Methodological encounters and challenges at the “abandoned” Korean Demilitarised Zone (DMZ)

Vortrag
Sitzungstermin
Donnerstag (21. September 2023), 18:15–19:45
Sitzungsraum
SH 2.107
Autor*innen
Madelaine Joyce (University of London)
Kurz­be­schreib­ung
Drawing upon ongoing fieldwork at the Korean Demilitarised Zone, this contribution reflects upon the methodological difficulties of working with “abandoned” spaces and their more-than-human inhabitants. Employing a creative, voluminous approach, it challenges ideas of abandonment, posing the questions: abandonment by whom and for whom?
Schlag­wörter
political geography, abandonment, creative methods, volumes, more-than-human

Abstract

One of the last living vestiges of the Cold War, the Korean Demilitarised Zone (DMZ) continues to constitute the world’s most hermetically sealed border, acting as both a physical barrier and a symbol of the political rifts which continue to divide North and South Korea. As a result, the space of the DMZ is often framed as a stagnant “no-man’s land” which makes insulation possible between the two countries, guaranteeing their respective sovereignties and forming a buffer against hostilities. In other words, the Inter-Korean borderland is thought to be dominated by the juridico-political prisms of both exclusion and abandonment which other buffer zones around the world are similarly defined by (Leshem and Pinkerton, 2016). However, my research project seeks to complicate these narratives of the DMZ as a simple divide or negative space, instead charting the natural, cultural, technical, and political entanglements which occur within and across the zone.

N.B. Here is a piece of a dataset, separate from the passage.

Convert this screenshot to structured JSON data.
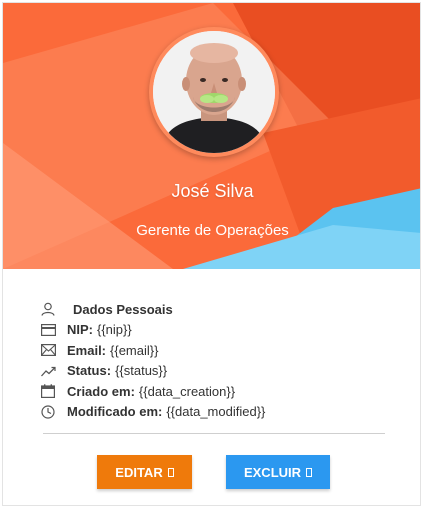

Employing a voluminous approach and, in particular, one which accounts for the things (both human and more-than-human) which “fill” these volumes (Adey, 2013; Squire, 2017), my proposed contribution seeks to challenge the ideas of abandonment, posing the questions: abandonment by whom and for whom? Moreover, by drawing upon my ongoing fieldwork at the DMZ, I hope to reflect upon the methodological difficulties of working with “abandoned” spaces and their more-than-human inhabitants. Highlighting the issues around accessing such spaces, I outline alternative creative and innovative methods which might be deployed to overcome such restrictions, as well as the new and conceptually rich insights they provide into these landscapes of abandonment.

Bibliography

Adey, Peter. “Security atmospheres or the crystallisation of worlds.” Environment and Planning D: Society and Space 32, no. 5 (2014): 834-851.

Leshem, Noam, and Alasdair Pinkerton. “Re‐inhabiting no‐man’s land: genealogies, political life and critical agendas.” Transactions of the Institute of British Geographers 41, no. 1 (2016): 41-53.

Squire, Rachael. “Do you dive?”: Methodological considerations for engaging with “volume.” Geography Compass 11, No. 7 (2017).